The recruiter’s perspective: When quitting is not failure…

So, Sep Blatter finally resigned last week amid much conjecture and speculation. For those of you that have been following the FIFA scandals of recent months, you will have seen all the press coverage about corruption and bribery at FIFA. I don’t know the ins and outs of Blatter’s resignation (only he does), we just have to let the current investigations by the US and Swiss authorities run their course. For those of you that don’t care about football, don’t panic, I won’t bore you with the details, but it got me thinking about quitting in general. Most people view quitting as some sort of failure on their part.

Whiteknights
Whiteknights

Is clinging on to some job, dream, or partner really the best thing – should we all hang on to the bitter end, despite all the signs?

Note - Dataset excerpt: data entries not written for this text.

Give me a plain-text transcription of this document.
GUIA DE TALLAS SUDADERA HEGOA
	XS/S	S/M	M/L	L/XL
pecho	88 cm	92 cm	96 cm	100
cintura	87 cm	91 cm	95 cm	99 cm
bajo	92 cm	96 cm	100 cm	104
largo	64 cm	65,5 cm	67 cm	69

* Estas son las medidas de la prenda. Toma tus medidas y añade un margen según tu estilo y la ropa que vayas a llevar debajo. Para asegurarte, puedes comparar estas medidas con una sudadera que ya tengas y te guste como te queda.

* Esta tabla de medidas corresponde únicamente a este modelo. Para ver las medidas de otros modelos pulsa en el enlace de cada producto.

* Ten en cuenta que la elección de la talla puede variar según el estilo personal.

There is frequently a reluctance to quit in part because failure is still seen to be a stigma. Often, people don’t quit because they don’t want to be seen as having failed. Maybe it’s time to reconsider failure. While I was at Facebook, some of the software engineers would walk around the office with ‘Fail Fast’ T-shirts. It’s an adage that is oft quoted in the start-up world. It’s seen as better to mess up quickly so you can figure out what works and then move on from it. As Rob Shelton, global innovation chief at PwC told Business Insider, ‘innovation should follow a scientific process….it’s about having a hypothesis and testing it.’ Sometimes you have to stumble along a few ‘wrong paths’ until you discover the ‘right one’. As Thomas Edison, the inventor of the light bulb, once said: ‘I have not failed. I’ve just found 10,000 ways that won’t work.’

So, there it is, failure can be your friend. There is a time to walk away and cash your chips in and sometimes it’s necessary. Stuck in a job you hate? Then start looking for a new one. Don’t understand why you don’t have success in your job applications or interviews? Then stop what you’re doing and try something new. You always have choices and sometimes the ‘right’ options only become clear when you’ve tried everything else.